Long Day’s Journey Into Night (May 8)
Jeremy Irons and Lesley Manville lead the cast of Richard Eyre’s revival of Eugene O’Neill’s Pulitzer-winning behemoth of American theater, the saga of the legendarily messed up Tyrone family, told over the course of a single day at their Connecticut summer home. All happy families are alike, but the Tyrones are a class unto themselves. Transferring from London’s Old Vic, Eyre’s production plunges us back into their world of alcohol, addiction, illness, acerbic wit, and twisted but indissoluble filial love.
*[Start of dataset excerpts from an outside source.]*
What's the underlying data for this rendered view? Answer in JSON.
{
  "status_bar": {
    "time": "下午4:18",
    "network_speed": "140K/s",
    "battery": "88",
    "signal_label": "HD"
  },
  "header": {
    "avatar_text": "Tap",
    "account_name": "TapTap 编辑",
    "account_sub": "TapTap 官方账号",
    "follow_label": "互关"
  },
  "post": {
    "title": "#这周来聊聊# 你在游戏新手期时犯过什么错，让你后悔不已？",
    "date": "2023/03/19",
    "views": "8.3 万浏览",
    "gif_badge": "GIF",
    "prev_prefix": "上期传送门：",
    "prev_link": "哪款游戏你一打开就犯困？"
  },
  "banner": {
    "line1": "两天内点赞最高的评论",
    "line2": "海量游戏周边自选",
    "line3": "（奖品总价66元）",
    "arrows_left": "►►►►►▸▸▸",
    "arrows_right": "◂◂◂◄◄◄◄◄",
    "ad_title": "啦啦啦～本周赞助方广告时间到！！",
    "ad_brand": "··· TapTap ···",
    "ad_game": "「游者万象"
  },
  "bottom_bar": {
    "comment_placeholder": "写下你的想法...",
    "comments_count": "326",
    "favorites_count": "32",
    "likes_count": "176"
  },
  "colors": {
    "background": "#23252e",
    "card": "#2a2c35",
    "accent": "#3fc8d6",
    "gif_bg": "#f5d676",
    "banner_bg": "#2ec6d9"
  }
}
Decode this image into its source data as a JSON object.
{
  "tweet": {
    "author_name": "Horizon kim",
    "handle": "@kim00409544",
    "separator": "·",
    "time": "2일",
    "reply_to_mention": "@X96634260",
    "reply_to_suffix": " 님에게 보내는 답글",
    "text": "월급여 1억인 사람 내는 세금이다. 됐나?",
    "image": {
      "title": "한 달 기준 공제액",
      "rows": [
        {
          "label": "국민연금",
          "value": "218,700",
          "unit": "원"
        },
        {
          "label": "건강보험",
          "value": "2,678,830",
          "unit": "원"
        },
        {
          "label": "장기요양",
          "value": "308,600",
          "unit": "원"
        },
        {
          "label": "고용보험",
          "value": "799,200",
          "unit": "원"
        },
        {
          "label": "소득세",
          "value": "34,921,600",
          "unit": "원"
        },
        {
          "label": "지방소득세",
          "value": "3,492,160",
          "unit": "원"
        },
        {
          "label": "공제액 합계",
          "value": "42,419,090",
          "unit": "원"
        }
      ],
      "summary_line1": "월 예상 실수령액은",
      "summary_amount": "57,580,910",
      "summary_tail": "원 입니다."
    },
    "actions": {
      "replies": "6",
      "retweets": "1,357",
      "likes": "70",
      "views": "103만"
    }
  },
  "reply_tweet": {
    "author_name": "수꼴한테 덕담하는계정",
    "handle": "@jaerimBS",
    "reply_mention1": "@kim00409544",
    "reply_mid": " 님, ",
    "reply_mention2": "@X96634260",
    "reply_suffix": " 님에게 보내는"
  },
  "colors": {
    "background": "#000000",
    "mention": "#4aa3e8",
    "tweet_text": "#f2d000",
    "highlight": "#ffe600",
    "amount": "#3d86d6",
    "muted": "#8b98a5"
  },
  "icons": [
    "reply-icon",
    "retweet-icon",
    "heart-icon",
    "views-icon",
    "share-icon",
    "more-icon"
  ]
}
Love and Intrigue (June 6)
The 73-year-old Lev Dodin is a titan of the modern Russian theater and among the most significant directors working in the world today. His company, St. Petersburg’s Maly Drama Theatre, last visited BAM in 2016 with their production of The Cherry Orchard — in which the stunning actress Elizaveta Boyarskaya successfully made Chekhov’s play the tragedy of her character, the slighted half-sister Varya. Now Dodin and Boyarskaya are back at BAM with a sweeping production of Friedrich Schiller’s little-produced (at least in this country) 1787 tragedy of class struggle, courtly intrigue, and the poisonous immorality of the rich and powerful.